Time To Watch The Marlins Burn Again
Photo Credit: Christian Petersen/ [object Object] This offseason’s news about the Marlins has reasonably been focused on the steady hum of Giancarlo Stanton trade gossip. Today’s Dee Gordon deal, though, temporarily stole back a bit of the spotlight. The push to move Stanton is but one piece of a larger salary-shedding effort that includes the Gordon trade, and that salary-shedding effort is but one revolution on the wretched merry-go-round of this franchise.
When Derek Jeter and friends took office as the team’s new owners this fall, they announced their plans to cut $50 million from the 2018 payroll before the start of the season. Trading Stanton, whose salary next year will be $25 million, only covers part of that. Sending Gordon to Seattle for prospects frees up another $10.8 million. (Martín Prado, owed $13.5 million next year, is said to be on the trading block next.) This isn’t a matter of simply peeling off one heavy contract inked by old management, or of looking down the line to rearrange some future costs, but of cutting to the bone deeply and quickly.

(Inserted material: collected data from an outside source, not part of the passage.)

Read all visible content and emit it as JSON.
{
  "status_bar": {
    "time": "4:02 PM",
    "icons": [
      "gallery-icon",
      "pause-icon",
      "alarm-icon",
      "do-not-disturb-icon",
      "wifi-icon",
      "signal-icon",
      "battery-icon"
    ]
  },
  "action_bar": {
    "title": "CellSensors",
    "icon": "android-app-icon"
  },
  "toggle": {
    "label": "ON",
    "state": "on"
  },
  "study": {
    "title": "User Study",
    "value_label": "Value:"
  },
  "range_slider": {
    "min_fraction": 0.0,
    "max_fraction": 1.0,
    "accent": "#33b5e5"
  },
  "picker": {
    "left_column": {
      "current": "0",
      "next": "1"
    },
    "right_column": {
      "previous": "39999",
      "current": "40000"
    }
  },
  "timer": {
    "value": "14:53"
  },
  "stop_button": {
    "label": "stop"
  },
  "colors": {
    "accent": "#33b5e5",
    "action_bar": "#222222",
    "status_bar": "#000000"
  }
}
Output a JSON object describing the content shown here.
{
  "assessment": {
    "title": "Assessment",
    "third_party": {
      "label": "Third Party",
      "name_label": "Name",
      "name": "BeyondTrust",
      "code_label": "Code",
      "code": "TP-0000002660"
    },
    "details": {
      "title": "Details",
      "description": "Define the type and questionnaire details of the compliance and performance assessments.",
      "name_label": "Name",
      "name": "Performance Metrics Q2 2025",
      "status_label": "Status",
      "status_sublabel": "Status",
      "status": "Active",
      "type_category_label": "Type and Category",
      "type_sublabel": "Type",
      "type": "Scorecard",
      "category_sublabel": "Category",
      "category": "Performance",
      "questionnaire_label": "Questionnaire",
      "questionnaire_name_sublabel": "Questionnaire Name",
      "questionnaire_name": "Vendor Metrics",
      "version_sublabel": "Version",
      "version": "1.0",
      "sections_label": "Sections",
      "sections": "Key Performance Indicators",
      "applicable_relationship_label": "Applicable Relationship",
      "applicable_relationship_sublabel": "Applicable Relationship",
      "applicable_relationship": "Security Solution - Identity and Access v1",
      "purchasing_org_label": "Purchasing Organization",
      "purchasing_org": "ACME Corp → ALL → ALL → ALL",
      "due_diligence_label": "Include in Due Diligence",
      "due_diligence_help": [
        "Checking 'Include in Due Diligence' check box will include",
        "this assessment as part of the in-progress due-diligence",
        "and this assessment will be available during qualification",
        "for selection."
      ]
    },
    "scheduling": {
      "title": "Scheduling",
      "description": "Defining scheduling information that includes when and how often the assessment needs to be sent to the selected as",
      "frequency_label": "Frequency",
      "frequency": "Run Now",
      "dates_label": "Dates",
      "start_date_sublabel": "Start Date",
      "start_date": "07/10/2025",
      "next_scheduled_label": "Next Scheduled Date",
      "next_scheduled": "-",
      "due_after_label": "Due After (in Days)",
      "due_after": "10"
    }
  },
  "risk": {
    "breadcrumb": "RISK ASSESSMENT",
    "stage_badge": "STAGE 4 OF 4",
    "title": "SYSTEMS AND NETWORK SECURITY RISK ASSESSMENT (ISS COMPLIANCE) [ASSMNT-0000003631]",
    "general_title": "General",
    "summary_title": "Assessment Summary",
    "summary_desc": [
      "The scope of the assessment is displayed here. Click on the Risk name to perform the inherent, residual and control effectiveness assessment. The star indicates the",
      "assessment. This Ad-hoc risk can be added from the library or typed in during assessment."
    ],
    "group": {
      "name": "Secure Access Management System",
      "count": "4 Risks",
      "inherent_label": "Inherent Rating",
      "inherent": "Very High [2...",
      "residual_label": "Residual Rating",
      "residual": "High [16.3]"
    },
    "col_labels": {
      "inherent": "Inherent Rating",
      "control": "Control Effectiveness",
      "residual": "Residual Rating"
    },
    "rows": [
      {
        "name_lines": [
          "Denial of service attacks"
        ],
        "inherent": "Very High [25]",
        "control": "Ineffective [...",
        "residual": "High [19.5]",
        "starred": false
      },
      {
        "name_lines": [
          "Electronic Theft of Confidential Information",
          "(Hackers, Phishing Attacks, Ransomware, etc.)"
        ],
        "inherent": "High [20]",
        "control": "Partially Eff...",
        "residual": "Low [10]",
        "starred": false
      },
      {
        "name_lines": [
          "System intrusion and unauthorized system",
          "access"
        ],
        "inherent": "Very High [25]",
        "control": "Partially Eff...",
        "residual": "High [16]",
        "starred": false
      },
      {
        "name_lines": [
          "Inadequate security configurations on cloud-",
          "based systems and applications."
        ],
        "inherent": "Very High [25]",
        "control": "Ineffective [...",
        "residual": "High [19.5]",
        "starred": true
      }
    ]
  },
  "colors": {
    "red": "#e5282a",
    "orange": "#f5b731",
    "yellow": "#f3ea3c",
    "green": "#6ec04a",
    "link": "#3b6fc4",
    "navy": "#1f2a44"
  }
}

And it’s something that the Marlins have done again and again. The team just just celebrated its 25th anniversary this year, but they’ve looped through the cycle of burn-and-build more frequently and more intensely than anyone else in recent history. They’ve passed through the hands of one hated owner to another to what might now be another. They were ripped down after the 1997 World Series title, the roster stripped so ruthlessly that the 1998 team lost 108 games; they were ripped down after the 2003 World Series title, with the 2005 winter politely and hollowly deemed an offseason for “market correction” by management; they were ripped down in 2012, because Jeffrey Loria wanted it so. Now, they’ll be dismantled again, insofar as that’s possible for a team that’s had a losing record for eight straight seasons.
The Marlins haven’t been successful in recent years, but they’ve been close enough that they could at least somewhat reasonably hope to be successful soon. Two years ago, this was a team with José Fernández and Giancarlo Stanton as its cornerstones, with Dee Gordon and Christian Yelich playing key roles, too. The death of Fernández was altogether something else—a human tragedy that feels tacky and cynical to discuss in baseball terms—but so much of the rest has been destroyed in the year since.
That hope from two years ago is gone; the window for success has shrunk and moved backwards to be propped open by prospects. The names are all different, from ownership to management to the roster, but the Marlins have been here before.